Uhhh... All bullets drop with the same acceleration (9.8m/s^2). In fact, neglecting air resistance, if you fired a bullet horizontally and dropped another simultaneously, they would hit the ground at the same time. If your rifle is about 4’10” off the ground and horizontal (1.5 meters), ANY bullet you fire will hit the ground about .55s after it is fired (once again neglecting air resistance, sloped ground, etc.). The primary difference in their ballistic performance, aside from air resistance, is the horizontal speed (which determines how far they get in that .55s).

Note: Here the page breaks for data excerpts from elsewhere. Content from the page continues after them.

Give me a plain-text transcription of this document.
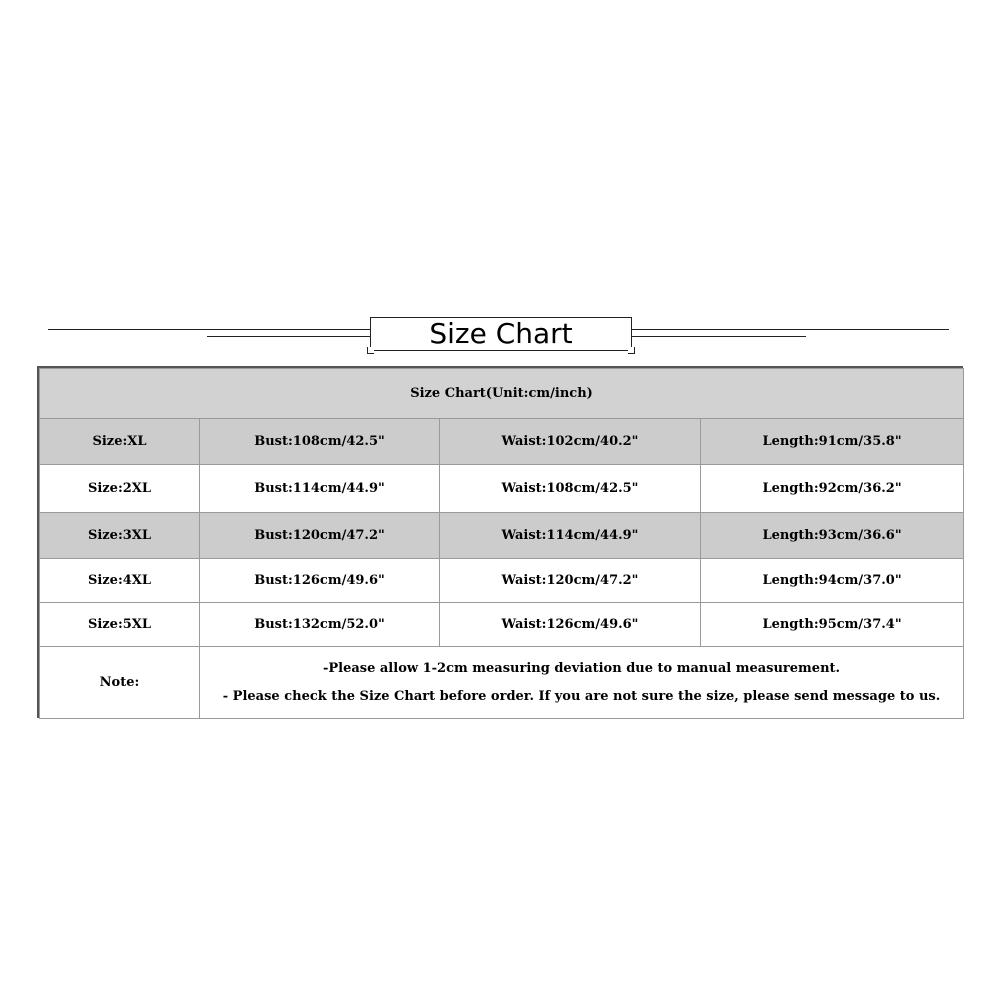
Size Chart
Size Chart(Unit:cm/inch)			
Size:XL	Bust:108cm/42.5"	Waist:102cm/40.2"	Length:91cm/35.8"
Size:2XL	Bust:114cm/44.9"	Waist:108cm/42.5"	Length:92cm/36.2"
Size:3XL	Bust:120cm/47.2"	Waist:114cm/44.9"	Length:93cm/36.6"
Size:4XL	Bust:126cm/49.6"	Waist:120cm/47.2"	Length:94cm/37.0"
Size:5XL	Bust:132cm/52.0"	Waist:126cm/49.6"	Length:95cm/37.4"
Note:	-Please allow 1-2cm measuring deviation due to manual measurement.
- Please check the Size Chart before order. If you are not sure the size, please send message to us.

Now, obviously, we can’t ignore air resistance. But when you consider that (just doing the math) a muzzle-loader with a muzzle velocity of about 420 m/s held at 45 degrees from horizontal has a theoretical maximum range of ~57,500 ft (or 10.8 miles), even if we divide that distance by 4 or 5 to account for air resistance, we can still get 1.5 miles pretty easily...

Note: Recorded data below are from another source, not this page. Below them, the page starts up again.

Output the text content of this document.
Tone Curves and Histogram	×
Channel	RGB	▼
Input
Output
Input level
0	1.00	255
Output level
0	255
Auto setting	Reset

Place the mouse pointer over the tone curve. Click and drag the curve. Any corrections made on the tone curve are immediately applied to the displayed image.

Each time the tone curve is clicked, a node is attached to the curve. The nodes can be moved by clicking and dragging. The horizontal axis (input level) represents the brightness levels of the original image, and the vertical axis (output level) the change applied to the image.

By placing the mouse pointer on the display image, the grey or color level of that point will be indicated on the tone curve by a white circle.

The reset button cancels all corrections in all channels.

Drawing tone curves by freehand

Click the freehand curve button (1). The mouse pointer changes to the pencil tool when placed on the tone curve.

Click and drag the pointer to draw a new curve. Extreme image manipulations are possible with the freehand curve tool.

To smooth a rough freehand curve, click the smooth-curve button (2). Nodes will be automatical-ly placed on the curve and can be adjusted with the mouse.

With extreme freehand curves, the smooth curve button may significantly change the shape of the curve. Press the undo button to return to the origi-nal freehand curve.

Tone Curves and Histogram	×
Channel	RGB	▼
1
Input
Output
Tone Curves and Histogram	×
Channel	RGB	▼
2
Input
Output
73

In case you want to do the math for yourself:
Vertical Velocity = Muzzle Velocity * sin (angle)
Horizontal Velocity = Muzzle Velocity * cos (angle)
Time to reach ground = 2 * Vertical Velocity / Acceleration of gravity (9.8 m/s^2)

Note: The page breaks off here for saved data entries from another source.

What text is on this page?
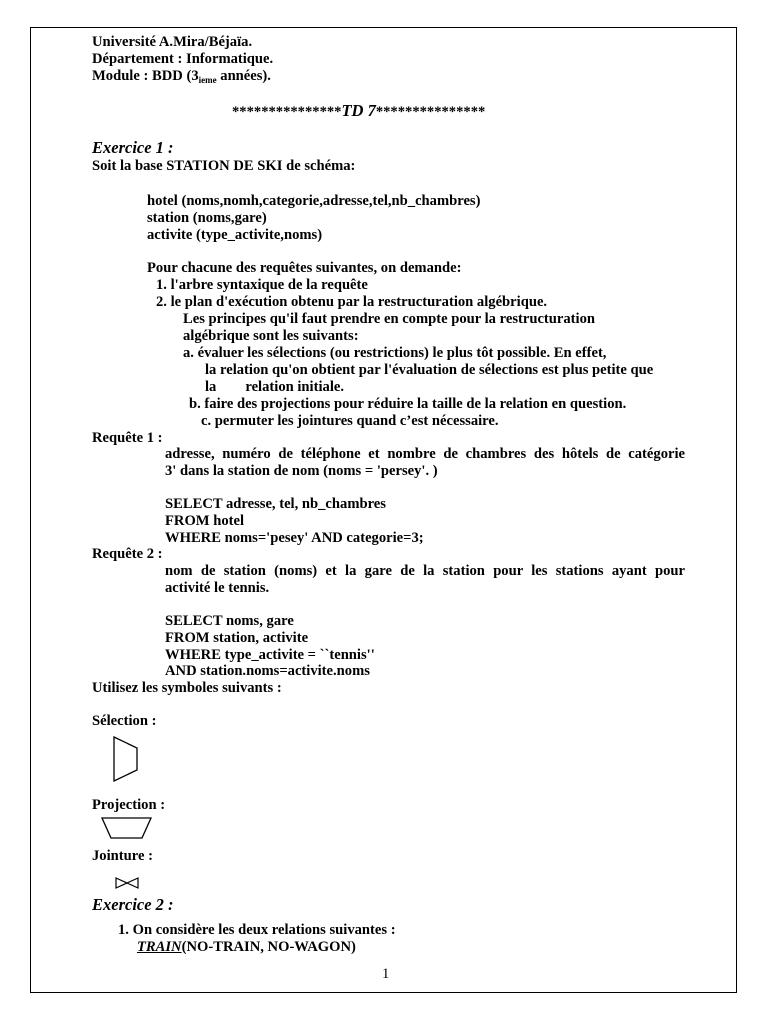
Université A.Mira/Béjaïa.
Département : Informatique.
Module : BDD ($3_{ieme}$ années).
***************TD 7***************
Exercice 1 :
Soit la base STATION DE SKI de schéma:
hotel (noms,nomh,categorie,adresse,tel,nb_chambres)
station (noms,gare)
activite (type_activite,noms)
Pour chacune des requêtes suivantes, on demande:
1. l'arbre syntaxique de la requête
2. le plan d'exécution obtenu par la restructuration algébrique.
Les principes qu'il faut prendre en compte pour la restructuration
algébrique sont les suivants:
a. évaluer les sélections (ou restrictions) le plus tôt possible. En effet,
la relation qu'on obtient par l'évaluation de sélections est plus petite que
la relation initiale.
b. faire des projections pour réduire la taille de la relation en question.
c. permuter les jointures quand c’est nécessaire.
Requête 1 :
adresse, numéro de téléphone et nombre de chambres des hôtels de catégorie
3' dans la station de nom (noms = 'persey'. )
SELECT adresse, tel, nb_chambres
FROM hotel
WHERE noms='pesey' AND categorie=3;
Requête 2 :
nom de station (noms) et la gare de la station pour les stations ayant pour
activité le tennis.
SELECT noms, gare
FROM station, activite
WHERE type_activite = ``tennis''
AND station.noms=activite.noms
Utilisez les symboles suivants :
Sélection :
Projection :
Jointure :
Exercice 2 :
1. On considère les deux relations suivantes :
TRAIN(NO-TRAIN, NO-WAGON)
1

Distance traveled during time in flight = Horizontal Velocity * Time to reach ground
I’m sure someone on this thread can give us some decent estimates of the rate of velocity lost due to air resistance, and we can recalculate. I don’t think it’s that far-fetched...
Assuming of course, a flat earth?
ducks!
8^)
Nonsense. Muzzle loaders were built long before 9.8m/s^2 was the standard and only fell at about 32ft/s^2.